Burnley Magistrates heard how Mohammed Raoof, 46, who was talking to relations abroad, was rumbled after a British Telecom engineer saw him near a box where the phone was being bypassed.
Three days later the same engineer recognised him outside another phone booth and he was arrested. He had cheated BT out of almost £80 in the fraud, known as "teeing in," and which a prosecutor said he had never come across before.
Raoof, of Chapel Street, Colne, who is of previous good character, admitted two charges of obtaining telecommunications services with intent to avoid payment, in March.
He was fined £100 and was ordered to pay £79.50 compensation and £65 costs. The bench told him he may have gone to jail if he had had any previous convictions. The chairman said the defendant had deliberately defrauded a public service and they considered the offences very serious.
John Wood, prosecuting, said an engineer went to a call box on Albert Road, Colne, to check it.
Nobody was in the booth but a call was being made. The engineer picked up the receiver and there was no dialling tone. The phone was being bypassed by a circuit board wired into the back of it with crocodile clips. The engineer saw an Asian male standing nearby and then saw that person go back to the call box. The call was reconnected.

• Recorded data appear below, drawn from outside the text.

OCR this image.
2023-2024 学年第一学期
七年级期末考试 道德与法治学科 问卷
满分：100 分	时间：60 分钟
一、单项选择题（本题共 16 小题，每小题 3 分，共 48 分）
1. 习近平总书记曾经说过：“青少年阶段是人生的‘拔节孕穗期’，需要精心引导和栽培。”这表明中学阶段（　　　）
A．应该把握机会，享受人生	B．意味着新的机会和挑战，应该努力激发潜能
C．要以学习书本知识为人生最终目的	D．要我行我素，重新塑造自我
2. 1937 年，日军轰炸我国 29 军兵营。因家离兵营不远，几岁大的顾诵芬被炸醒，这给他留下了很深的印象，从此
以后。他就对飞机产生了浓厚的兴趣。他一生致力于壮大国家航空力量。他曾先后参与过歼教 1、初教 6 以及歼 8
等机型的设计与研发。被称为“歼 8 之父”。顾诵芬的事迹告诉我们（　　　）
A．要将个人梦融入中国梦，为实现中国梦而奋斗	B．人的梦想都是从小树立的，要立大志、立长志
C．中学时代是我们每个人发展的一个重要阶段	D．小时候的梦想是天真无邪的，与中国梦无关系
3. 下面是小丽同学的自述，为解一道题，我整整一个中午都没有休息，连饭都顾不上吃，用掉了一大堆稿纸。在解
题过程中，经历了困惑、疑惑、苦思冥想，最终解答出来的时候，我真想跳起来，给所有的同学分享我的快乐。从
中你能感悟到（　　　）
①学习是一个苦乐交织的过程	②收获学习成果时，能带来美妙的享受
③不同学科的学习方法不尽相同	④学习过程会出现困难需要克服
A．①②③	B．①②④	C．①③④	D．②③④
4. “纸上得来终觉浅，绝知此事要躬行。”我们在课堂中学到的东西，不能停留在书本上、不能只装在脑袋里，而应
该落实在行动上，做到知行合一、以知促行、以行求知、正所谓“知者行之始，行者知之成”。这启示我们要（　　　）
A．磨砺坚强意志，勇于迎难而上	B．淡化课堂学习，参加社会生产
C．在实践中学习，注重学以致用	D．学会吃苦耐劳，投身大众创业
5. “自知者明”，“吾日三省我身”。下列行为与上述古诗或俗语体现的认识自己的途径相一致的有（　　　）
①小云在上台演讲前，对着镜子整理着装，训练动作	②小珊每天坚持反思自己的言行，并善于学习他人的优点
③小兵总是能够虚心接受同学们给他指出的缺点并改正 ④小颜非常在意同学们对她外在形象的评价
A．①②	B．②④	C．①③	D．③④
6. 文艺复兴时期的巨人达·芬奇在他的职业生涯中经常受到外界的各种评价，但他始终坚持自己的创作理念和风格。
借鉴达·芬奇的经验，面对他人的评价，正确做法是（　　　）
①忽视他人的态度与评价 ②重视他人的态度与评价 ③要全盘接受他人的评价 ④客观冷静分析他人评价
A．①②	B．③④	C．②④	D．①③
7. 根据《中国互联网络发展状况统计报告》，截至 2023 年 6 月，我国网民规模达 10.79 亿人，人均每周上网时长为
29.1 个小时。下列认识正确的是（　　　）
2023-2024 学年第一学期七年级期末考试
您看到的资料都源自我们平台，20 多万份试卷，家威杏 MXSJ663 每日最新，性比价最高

Mr Wood said no action was taken but three days later the same engineer went to a phone box on Gisburn Road, Barrowford. He recognised the defendant and police were called. They seized a cordless handset and base unit connected to the phone.
The prosecutor said Raoof admitted he had connected the equipment to the phone boxes. He said he had bought the equipment off a man in Colne.
Sajjad Karim, defending, said Raoof was thoroughly ashamed and apologised to the court. The defendant did not have a lot of money but was keen to pay any financial penalties as soon as possible. Raoof, who was a full-time carer for his wife, felt it was his duty to put right the wrong he had done. The defendant would not be behaving in the same way again.